4. A thermally conductive interface material formulation comprises

(A) A linear alkenyl organopolysiloxane containing a silicon-bonded alkenyl-terminated group or groups of the general molecular composition (1): R1(R2)a(R3)bSiO(4-a-b)/2nSiR2R3R1  (1)

wherein R1 is an alkenyl group of 2 to 8 carbons, R2 and R3 are substituted or unsubstituted monovalent hydrogencarbon groups, a and b are integers satisfying 0≦a<3, b=2-a, n is a integer of 5-200.

(B) A branched alkenyl organopolysiloxane containing silicon-bonded alkenyl groups with the average composition formula (2): (R4)c(R5)dSiO(4-c-d)/2  (2)

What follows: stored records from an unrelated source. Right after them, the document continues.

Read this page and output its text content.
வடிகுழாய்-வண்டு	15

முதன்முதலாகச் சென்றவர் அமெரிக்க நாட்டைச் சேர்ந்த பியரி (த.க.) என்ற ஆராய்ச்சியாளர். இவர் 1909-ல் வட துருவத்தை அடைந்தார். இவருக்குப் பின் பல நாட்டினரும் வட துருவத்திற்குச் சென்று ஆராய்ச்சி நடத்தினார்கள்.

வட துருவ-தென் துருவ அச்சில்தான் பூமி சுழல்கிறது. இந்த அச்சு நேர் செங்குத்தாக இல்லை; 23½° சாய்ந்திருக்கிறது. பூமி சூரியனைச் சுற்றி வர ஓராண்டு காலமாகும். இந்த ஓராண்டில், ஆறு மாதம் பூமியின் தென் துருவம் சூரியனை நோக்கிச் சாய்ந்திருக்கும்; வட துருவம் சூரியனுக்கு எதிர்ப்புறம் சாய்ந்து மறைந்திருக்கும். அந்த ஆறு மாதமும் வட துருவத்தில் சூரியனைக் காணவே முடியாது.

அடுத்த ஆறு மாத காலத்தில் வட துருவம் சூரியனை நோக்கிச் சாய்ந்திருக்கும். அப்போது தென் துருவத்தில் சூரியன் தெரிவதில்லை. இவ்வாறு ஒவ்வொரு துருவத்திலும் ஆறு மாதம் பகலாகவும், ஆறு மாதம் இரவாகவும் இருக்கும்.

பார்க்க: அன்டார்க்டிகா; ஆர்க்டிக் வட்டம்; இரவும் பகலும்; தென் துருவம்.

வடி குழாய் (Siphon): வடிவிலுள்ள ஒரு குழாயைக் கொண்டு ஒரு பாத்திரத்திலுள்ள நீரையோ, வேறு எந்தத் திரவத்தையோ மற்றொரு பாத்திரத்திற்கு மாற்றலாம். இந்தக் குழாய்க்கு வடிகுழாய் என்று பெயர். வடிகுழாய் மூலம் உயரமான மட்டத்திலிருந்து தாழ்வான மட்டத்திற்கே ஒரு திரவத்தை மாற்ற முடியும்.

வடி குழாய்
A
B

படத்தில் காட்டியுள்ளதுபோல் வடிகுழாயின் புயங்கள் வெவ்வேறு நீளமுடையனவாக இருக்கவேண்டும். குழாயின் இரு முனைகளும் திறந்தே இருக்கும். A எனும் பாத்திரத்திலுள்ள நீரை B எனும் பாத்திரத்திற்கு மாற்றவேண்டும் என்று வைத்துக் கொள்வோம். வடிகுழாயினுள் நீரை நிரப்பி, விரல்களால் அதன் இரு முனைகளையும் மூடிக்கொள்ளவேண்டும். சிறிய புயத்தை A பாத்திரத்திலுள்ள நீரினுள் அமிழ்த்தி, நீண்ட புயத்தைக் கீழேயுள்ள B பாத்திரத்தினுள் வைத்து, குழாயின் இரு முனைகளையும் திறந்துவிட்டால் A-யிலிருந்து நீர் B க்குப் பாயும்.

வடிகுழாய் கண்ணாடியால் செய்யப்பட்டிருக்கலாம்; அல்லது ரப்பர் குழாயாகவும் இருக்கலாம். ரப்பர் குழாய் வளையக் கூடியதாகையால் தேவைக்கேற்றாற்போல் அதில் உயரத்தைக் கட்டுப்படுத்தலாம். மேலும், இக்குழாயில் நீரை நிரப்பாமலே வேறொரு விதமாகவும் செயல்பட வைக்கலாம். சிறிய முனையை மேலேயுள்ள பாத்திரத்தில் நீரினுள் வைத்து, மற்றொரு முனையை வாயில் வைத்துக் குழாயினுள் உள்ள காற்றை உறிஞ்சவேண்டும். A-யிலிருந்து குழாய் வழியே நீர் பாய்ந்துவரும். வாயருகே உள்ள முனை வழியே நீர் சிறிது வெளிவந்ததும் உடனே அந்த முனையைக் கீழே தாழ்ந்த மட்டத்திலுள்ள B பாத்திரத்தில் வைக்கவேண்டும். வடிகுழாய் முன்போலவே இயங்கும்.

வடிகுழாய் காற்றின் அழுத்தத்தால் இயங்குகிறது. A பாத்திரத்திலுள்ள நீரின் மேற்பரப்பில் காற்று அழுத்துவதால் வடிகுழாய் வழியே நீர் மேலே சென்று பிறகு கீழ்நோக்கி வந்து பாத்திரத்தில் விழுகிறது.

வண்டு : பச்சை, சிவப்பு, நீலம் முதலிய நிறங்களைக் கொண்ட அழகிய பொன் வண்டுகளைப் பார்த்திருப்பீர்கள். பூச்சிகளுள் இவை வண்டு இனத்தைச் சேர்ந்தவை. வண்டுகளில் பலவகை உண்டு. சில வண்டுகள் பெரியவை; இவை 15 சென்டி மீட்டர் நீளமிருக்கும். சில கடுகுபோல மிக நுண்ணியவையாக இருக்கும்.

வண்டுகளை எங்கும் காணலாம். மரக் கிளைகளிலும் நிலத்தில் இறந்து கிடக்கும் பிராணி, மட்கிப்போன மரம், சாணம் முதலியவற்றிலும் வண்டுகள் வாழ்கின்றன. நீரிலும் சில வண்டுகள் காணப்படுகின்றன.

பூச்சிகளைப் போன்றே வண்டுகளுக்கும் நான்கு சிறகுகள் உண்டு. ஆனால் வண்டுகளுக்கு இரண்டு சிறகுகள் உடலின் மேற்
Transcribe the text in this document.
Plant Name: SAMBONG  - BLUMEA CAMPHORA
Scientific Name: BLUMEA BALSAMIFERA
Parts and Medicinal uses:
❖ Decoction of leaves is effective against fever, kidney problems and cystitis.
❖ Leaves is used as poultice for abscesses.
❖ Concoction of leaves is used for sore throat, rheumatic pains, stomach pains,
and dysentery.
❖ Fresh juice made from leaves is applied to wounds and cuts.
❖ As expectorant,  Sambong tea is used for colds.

wherein R4 is an alkenyl group, R5 is an substituted or unsubstituted monovalent hydrogencarbon groups, c and d are integers satisfying 0<d<3, 0.001≦c/(c+d)≦0.003.

Weight or volume ratio of compound (A) to (B) is 20:1 to 1:10.

(C) A thermally conductive filler consisting alumina of a mean particle size of 100-5000 nm and aluminum of a mean particle size 5-100 um with a ratio of 0 to 1.

(D) An organohydrogenpolysiloxane containing at least two Si—H terminated groups with a viscosity no greater than 800 cP at 25 C. Mole ratio of Si—H groups in component (D) to alkenyl groups in component (A) and (B) combined is 0.5 to 0.8.

(E) A catalyst selected from a group of platinum compounds with an amount of platinum in a range of 1-100 ppm to the total amount of the curable silicone composition of (A), (B) and (D).

(F) A optional inhibitor to maintain appropriate storage stability.

(G) A alkoxysilane for enhancement of bonding strength between thermal filler component (C) and silicone resin (A), (B) and (D).

5. The thermally conductive interface material said in claim 1 possessing a complex storage modulus less than 100 kPa at 125 C after cure at 125 C for 30 min.

6. The thermally conductive interface material said in claim 1 to be applied between semiconductor chip and heat spreader (or heat sink) in a sandwich formation with a thickness of 200 um and below, wherein transporting heat generated from chip to heat spreader (or heatsink).